Dans une chanson, je compose toujours la mélodie en premier. Je reste dans un style de mélodies à l’italienne, un style de chanson d’une certaine époque parce que je trippe à faire ça, je trippe Broadway aussi.

 

Chasser l’angoisse

Toujours à propos de l’album piano, elle reconnaît que son invitée « est bien meilleure [pianiste] que moi ! Quand j’ai fait Perséides, c’était pour me détacher de plein de choses ; Alexandra Stréliski, c’est autre chose ».

À bien y penser, on a un peu le sentiment que Béatrice Martin fait des disques pour se détacher de ces choses qui l’encombrent. Le disque piano solo, c’était pour chasser l’angoisse de, peut-être, perdre la voix à jamais après son opération aux cordes vocales.
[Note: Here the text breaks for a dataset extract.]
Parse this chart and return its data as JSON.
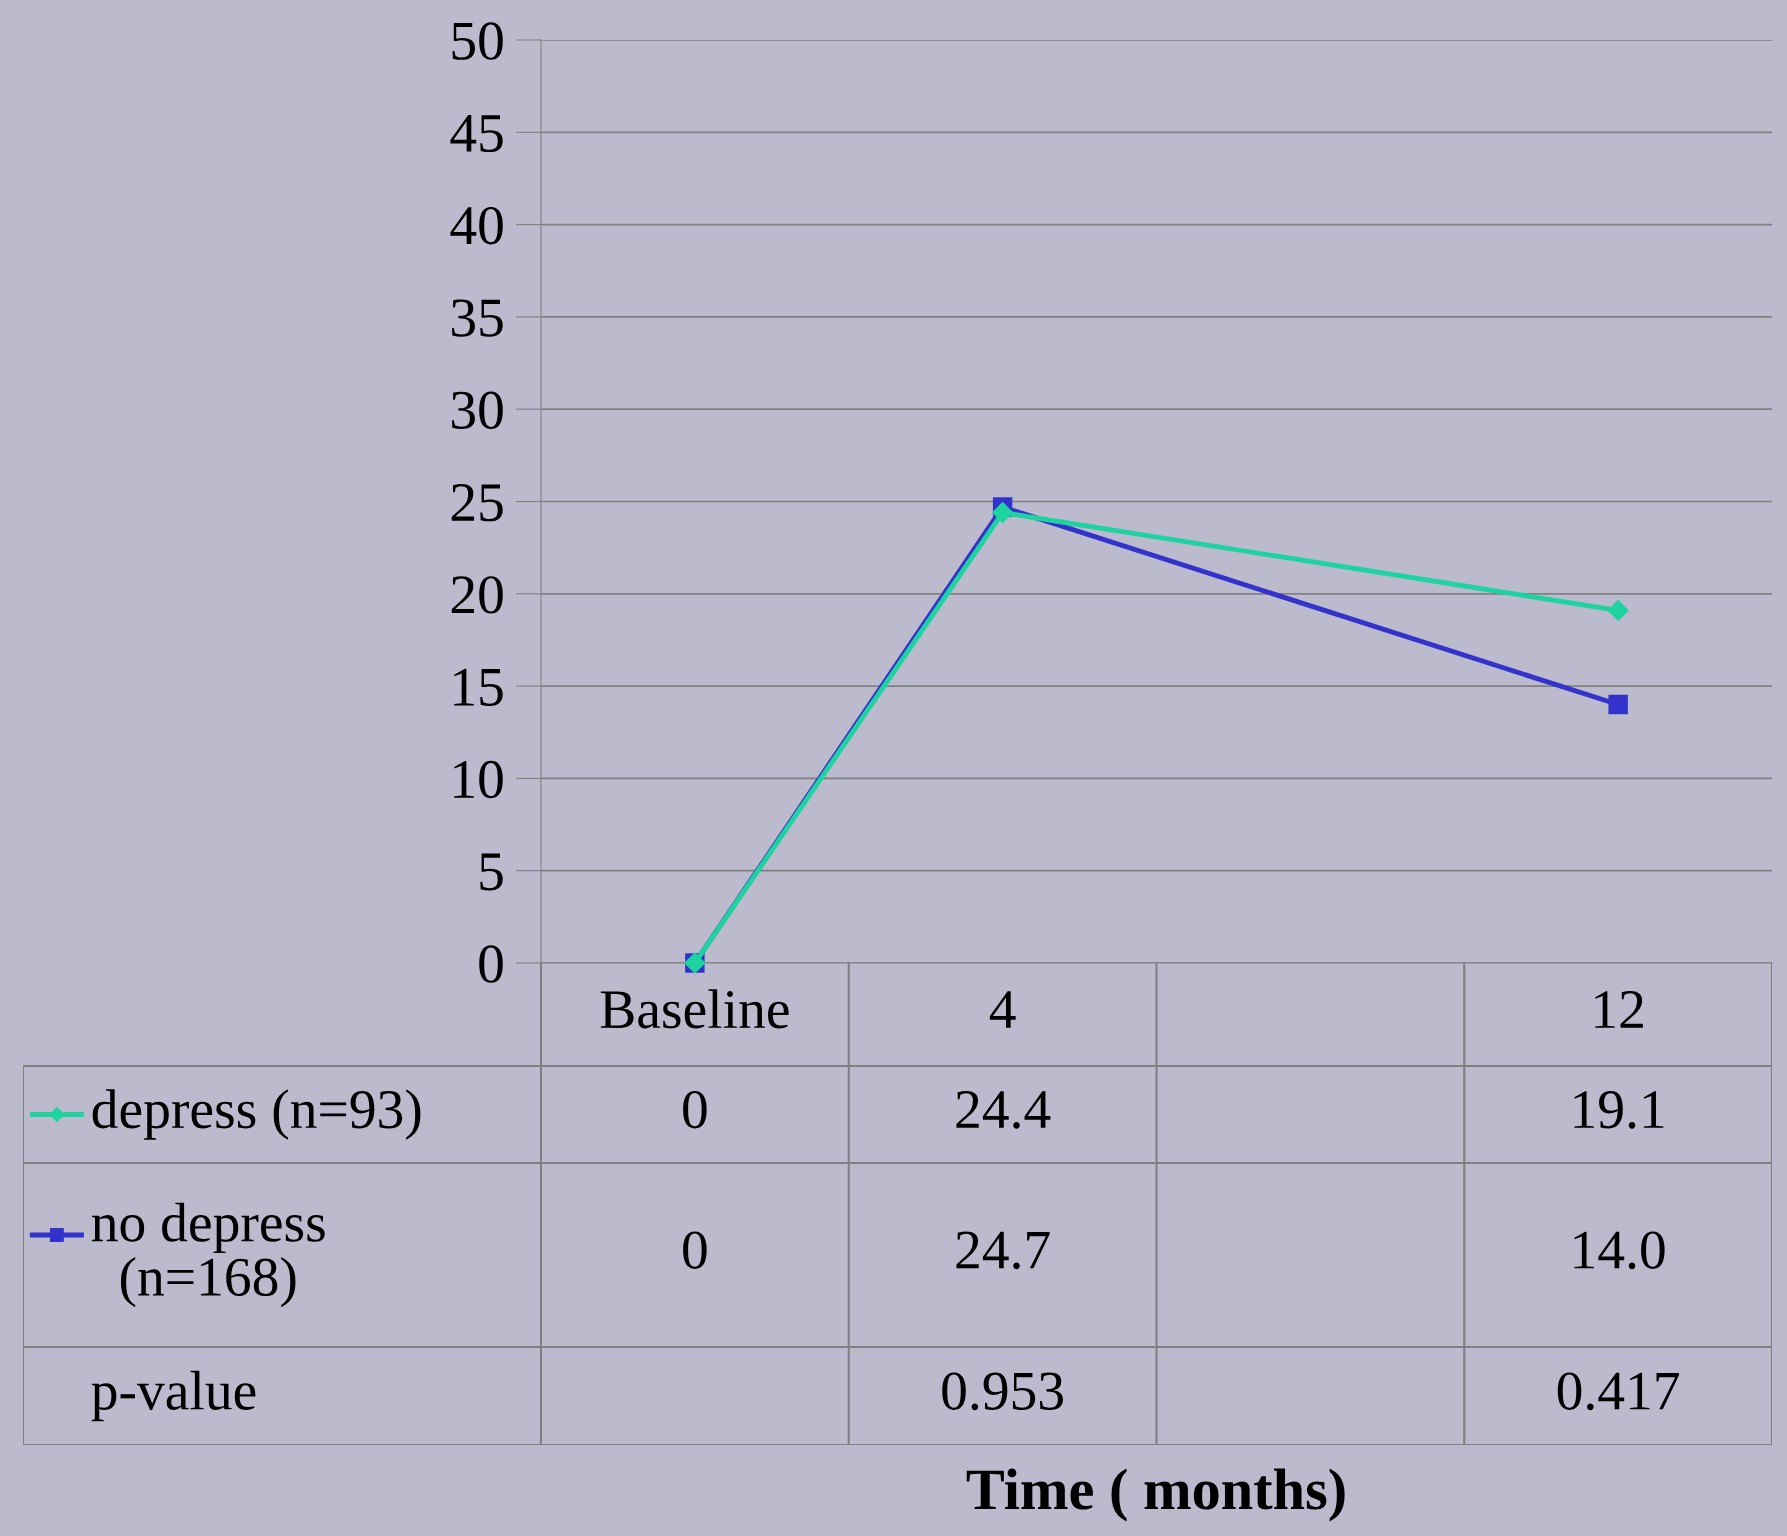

Le précédent, En cas de tempête, ce jardin sera fermé (2018), pour exorciser le mal subi par une relation amoureuse avortée et très médiatisée.
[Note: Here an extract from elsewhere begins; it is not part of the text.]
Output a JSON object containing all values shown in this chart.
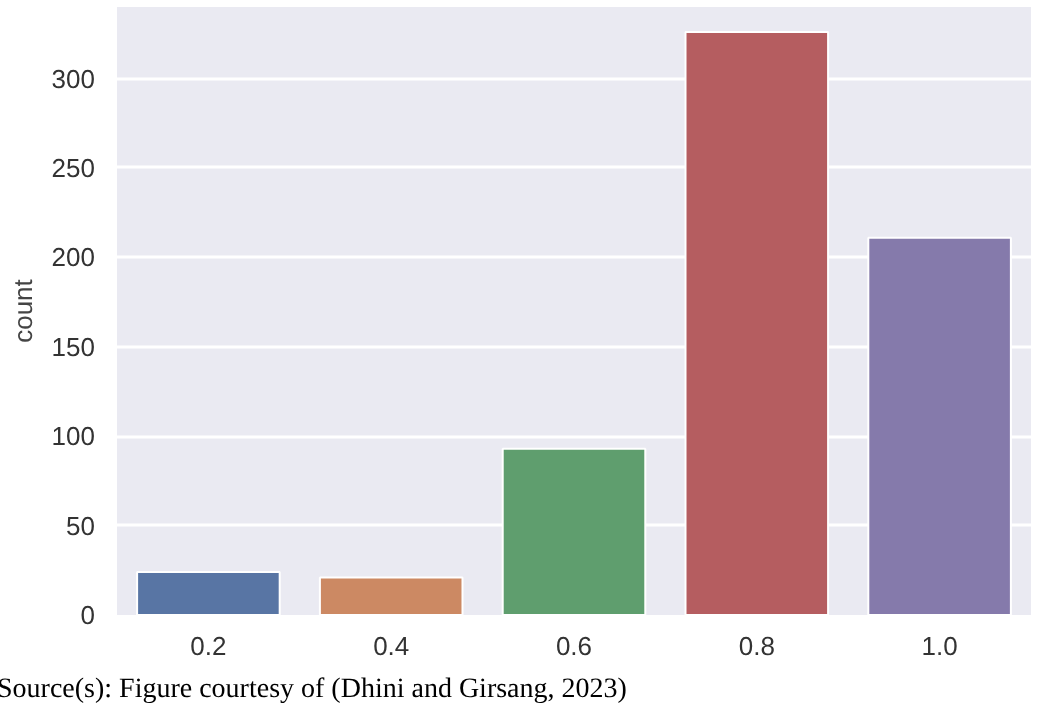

« Ça fait des années que j’ai un traitement médiatique particulier. Ce n’est de la faute de personne, c’est comme ça, constate-t-elle. Pendant longtemps, on disait : Cœur de pirate a une vie amoureuse tumultueuse » ou on trouvait des manchettes du genre, auxquelles elle fait allusion dans le titre de ce nouveau disque.

Là, je me sens plutôt comme : j’ai fait l’album que j’avais envie de faire, et on verra ce que ça donne

« Je lisais ce qu’on écrivait sur moi et je me demandais : est-ce moi le problème ? Je ne pense pas que c’est moi ; je vivais seulement ma vie de fille de 20 ans — dans l’œil du public, certes —, mais je ne pense pas que j’étais différente parce que la vingtaine, c’est franchement dégueulasse pour tout le monde. J’avais besoin alors de revisiter mes déceptions, mes grosses ruptures, ces choses qui m’ont fait du mal », poursuit-elle en évoquant la chanson Dans l’obscurité, une concession à la dance-pop dont raffolent les palmarès et sur laquelle elle revient sur sa relation avec une femme trans. « Tant de choses méchantes ont été dites à mon sujet à la suite de ça… »
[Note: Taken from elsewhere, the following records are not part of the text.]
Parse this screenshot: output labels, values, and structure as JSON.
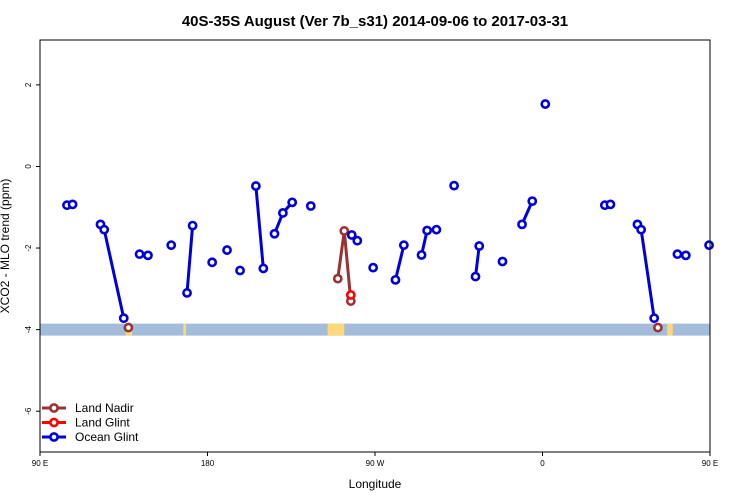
{
  "chart_data": {
    "type": "line",
    "title": "40S-35S August (Ver 7b_s31)   2014-09-06 to 2017-03-31",
    "xlabel": "Longitude",
    "ylabel": "XCO2 - MLO trend (ppm)",
    "xlim": [
      90,
      450
    ],
    "ylim": [
      -7,
      3.1
    ],
    "x_ticks": [
      {
        "value": 90,
        "label": "90 E"
      },
      {
        "value": 180,
        "label": "180"
      },
      {
        "value": 270,
        "label": "90 W"
      },
      {
        "value": 360,
        "label": "0"
      },
      {
        "value": 450,
        "label": "90 E"
      },
      {
        "value": 540,
        "label": "180"
      }
    ],
    "y_ticks": [
      {
        "value": 2,
        "label": "2"
      },
      {
        "value": 0,
        "label": "0"
      },
      {
        "value": -2,
        "label": "-2"
      },
      {
        "value": -4,
        "label": "-4"
      },
      {
        "value": -6,
        "label": "-6"
      }
    ],
    "legend_position": "bottom-left",
    "land_band_y": -4,
    "colors": {
      "land_nadir": "#993333",
      "land_glint": "#ff0000",
      "ocean_glint": "#0000dd",
      "ocean_band": "#a3bcd9",
      "land_band": "#ffd87a"
    },
    "land_band_segments": [
      [
        136,
        139.5
      ],
      [
        167,
        168.5
      ],
      [
        244.5,
        253.5
      ],
      [
        427,
        430
      ],
      [
        450,
        451.5
      ],
      [
        536,
        540
      ]
    ],
    "series": [
      {
        "name": "Land Nadir",
        "color": "#993333",
        "segments": [
          [
            [
              137.5,
              -3.95
            ]
          ],
          [
            [
              250,
              -2.75
            ],
            [
              253.5,
              -1.58
            ],
            [
              257,
              -3.3
            ]
          ],
          [
            [
              422,
              -3.95
            ]
          ]
        ]
      },
      {
        "name": "Land Glint",
        "color": "#ff0000",
        "segments": [
          [
            [
              257,
              -3.15
            ]
          ]
        ]
      },
      {
        "name": "Ocean Glint",
        "color": "#0000dd",
        "segments": [
          [
            [
              104.5,
              -0.95
            ]
          ],
          [
            [
              107.5,
              -0.93
            ]
          ],
          [
            [
              122.5,
              -1.42
            ],
            [
              124.5,
              -1.55
            ],
            [
              135,
              -3.72
            ]
          ],
          [
            [
              143.5,
              -2.15
            ]
          ],
          [
            [
              148,
              -2.18
            ]
          ],
          [
            [
              160.5,
              -1.93
            ]
          ],
          [
            [
              169,
              -3.1
            ],
            [
              172,
              -1.45
            ]
          ],
          [
            [
              182.5,
              -2.35
            ]
          ],
          [
            [
              190.5,
              -2.05
            ]
          ],
          [
            [
              197.5,
              -2.55
            ]
          ],
          [
            [
              206,
              -0.48
            ],
            [
              210,
              -2.5
            ]
          ],
          [
            [
              216,
              -1.65
            ],
            [
              220.5,
              -1.14
            ],
            [
              225.5,
              -0.88
            ]
          ],
          [
            [
              235.5,
              -0.97
            ]
          ],
          [
            [
              257.5,
              -1.68
            ],
            [
              260.5,
              -1.82
            ]
          ],
          [
            [
              269,
              -2.48
            ]
          ],
          [
            [
              281,
              -2.78
            ],
            [
              285.5,
              -1.93
            ]
          ],
          [
            [
              295,
              -2.17
            ],
            [
              298,
              -1.57
            ],
            [
              303,
              -1.55
            ]
          ],
          [
            [
              312.5,
              -0.47
            ]
          ],
          [
            [
              324,
              -2.7
            ],
            [
              326,
              -1.95
            ]
          ],
          [
            [
              338.5,
              -2.33
            ]
          ],
          [
            [
              349,
              -1.42
            ],
            [
              354.5,
              -0.85
            ]
          ],
          [
            [
              361.5,
              1.53
            ]
          ],
          [
            [
              393.5,
              -0.95
            ]
          ],
          [
            [
              396.5,
              -0.93
            ]
          ],
          [
            [
              411,
              -1.42
            ],
            [
              413,
              -1.55
            ],
            [
              420,
              -3.72
            ]
          ],
          [
            [
              432.5,
              -2.15
            ]
          ],
          [
            [
              437,
              -2.18
            ]
          ],
          [
            [
              449.5,
              -1.93
            ]
          ]
        ]
      }
    ]
  }
}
Or, par la force des circonstances pandémiques, Impossible à aimer est aussi devenu pour Martin une manière de faire de la musique sans la pression, dit-elle, des attentes du public et de l’industrie. À son agenda chargé était inscrite la sortie de ce cinquième « album chanté ». Au moment d’en planifier la production, elle ne savait pas encore de quoi il aurait l’air, mais en connaissait déjà la date de parution, quelque part au printemps 2020. « À cause de la pandémie, ça fait deux ans que je m’assois sur ce projet d’album » dont l’enregistrement, réalisé avec le complice Renaud Bastien, fut terminé l’été dernier.

Des contraintes

« Enregistrant durant la pandémie, Renaud et moi ne pouvions travailler avec beaucoup de monde. C’était le fun, mais ça venait avec des contraintes ; aujourd’hui, autant je me dis qu’on a peut-être manqué de recul sur certains détails, autant ça nous a aussi permis de le faire avec un lâcher-prise que je n’avais pas sur les albums précédents, parce que je les enregistrais avec la pression d’être performante et de pouvoir jouer sur les radios. En réécoutant les albums précédents, je reconnais les avoir faits sous pression : faut que ça marche, faut que ça tourne. Là, je me sens plutôt comme : j’ai fait l’album que j’avais envie de faire, et on verra ce que ça donne. »

 

Impossible à aimer

Cœur de pirate, sur Bravo musique, disponible dès vendredi.